"I didn't say the word (in Canada) because it didn't come to my mind, but I did describe the genocide; and I asked for forgiveness for this process which was genocide,” the pope stated Saturday while speaking to reporters onboard his plane flying back to Rome. “I condemned it too."
“Taking away children, changing the culture, changing the mentality, changing the traditions, changing a race, let’s put it that way, a whole culture.
“Yes, genocide is (a) technical word… But I have described what is, indeed, a genocide."
During the visit, the pope also apologized for the "evil" inflicted on Indigenous communities at Canada's so-called "residential schools," where children were malignly enrolled as part of a policy of forced assimilation.

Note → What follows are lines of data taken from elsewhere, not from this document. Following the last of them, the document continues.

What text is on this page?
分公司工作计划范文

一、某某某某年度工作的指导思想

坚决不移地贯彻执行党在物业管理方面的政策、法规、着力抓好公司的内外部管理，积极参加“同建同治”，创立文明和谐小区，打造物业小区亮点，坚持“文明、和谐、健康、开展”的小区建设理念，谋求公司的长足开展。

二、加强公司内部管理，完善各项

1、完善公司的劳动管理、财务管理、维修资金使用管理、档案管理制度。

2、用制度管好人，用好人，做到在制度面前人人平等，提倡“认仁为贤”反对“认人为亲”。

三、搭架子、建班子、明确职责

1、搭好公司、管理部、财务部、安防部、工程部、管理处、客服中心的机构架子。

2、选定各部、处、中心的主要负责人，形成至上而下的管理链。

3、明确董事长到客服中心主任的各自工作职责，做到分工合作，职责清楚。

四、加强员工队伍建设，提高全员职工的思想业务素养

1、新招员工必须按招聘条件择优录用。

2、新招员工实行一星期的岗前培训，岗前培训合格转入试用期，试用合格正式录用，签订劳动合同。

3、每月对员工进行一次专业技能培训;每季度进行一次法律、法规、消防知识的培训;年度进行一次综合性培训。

He further pointed to the "cultural destruction" and the "physical, verbal, psychological and spiritual abuse" of children over the decades.
Canadian authorities sent nearly 150,000 Native American children into 139 “residential schools” run by the Catholic Church between the late 1800s and the 1990s, where they were totally separated from their families, language and culture.
Many of the kids were also physically and sexually abused, and thousands are believed to have died of disease, malnutrition or neglect.
Since May 2021, more than 1,300 unmarked graves have been discovered at the sites of the former schools, sending shockwaves throughout Canada -- which has slowly begun to acknowledge such very long and cruel chapter in its history.